Amna Ataullah, “Building a Dataset for Evidence Extraction to Support the Evaluation of Health News Quality”
Mentors: Susan McRoy and Xiaoyu Liu, Computer Science
Poster #3

As new information is becoming more accessible to people, misinformation is also increasing. Cases regarding misinformation are increasing and causing harmful impacts on families and society. Unlike other types of misinformation, health-related misleading information, especially the one that describes health intervention, can cause actual harm to real people. To facilitate the work on automatic evaluation of health news quality, we aim to build a new dataset consisting of sentence-level evidence based on ten established criteria.

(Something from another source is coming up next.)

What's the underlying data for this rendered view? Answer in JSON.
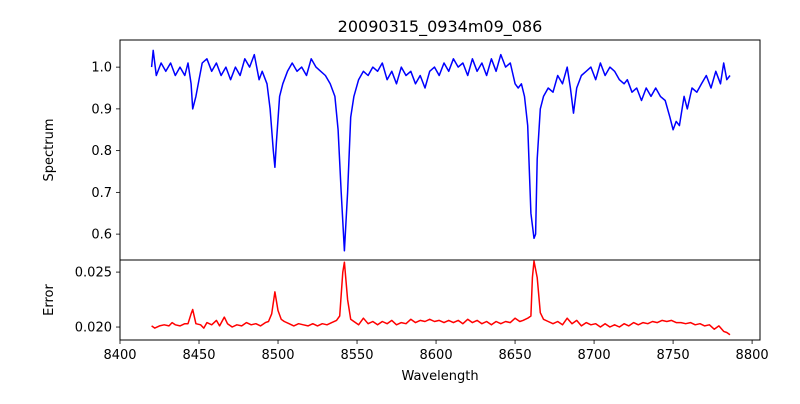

The annotation guidelines were a full adoption of criteria definitions from HealthNewsReview.org. Two people manually annotated 100 health news when extracting evidence for each criterion. An independent reviewer was invited to resolve annotation disagreements. We adopted an inter-annotator agreement to measure the quality of the annotation work. It is assessed using both simple counts and the percentage of the final quantity of the evidence in total extracted items. The annotation for four of the ten criteria is complete. For the health news that contains claims of efficacy about health interventions, the four criteria assess whether the health news explains or quantifies benefits of the intervention(the Benefit criterion); explains or quantifies harms of the intervention(the Harm criterion); mentions the Availability of the intervention(the Availability criterion); and mentions costs of the intervention (the Cost criterion). The inter-annotator agreement rates on the evidence extraction for the four criteria are 72% (the Harm Criterion), 58% ( the Availability criterion), 72% (the Cost criterion), and 87% (the Conflict Criterion). Following the same name order, the extraction yields 318 sentences, 274 sentences, 201 sentences, and 777 sentences, respectively. We also observed different groups of specific keywords repeatedly appear when annotating for different criteria. This study presents a dataset for building the automatic evaluation of health news quality, along with the annotation interface, annotator guidelines, and agreement studies.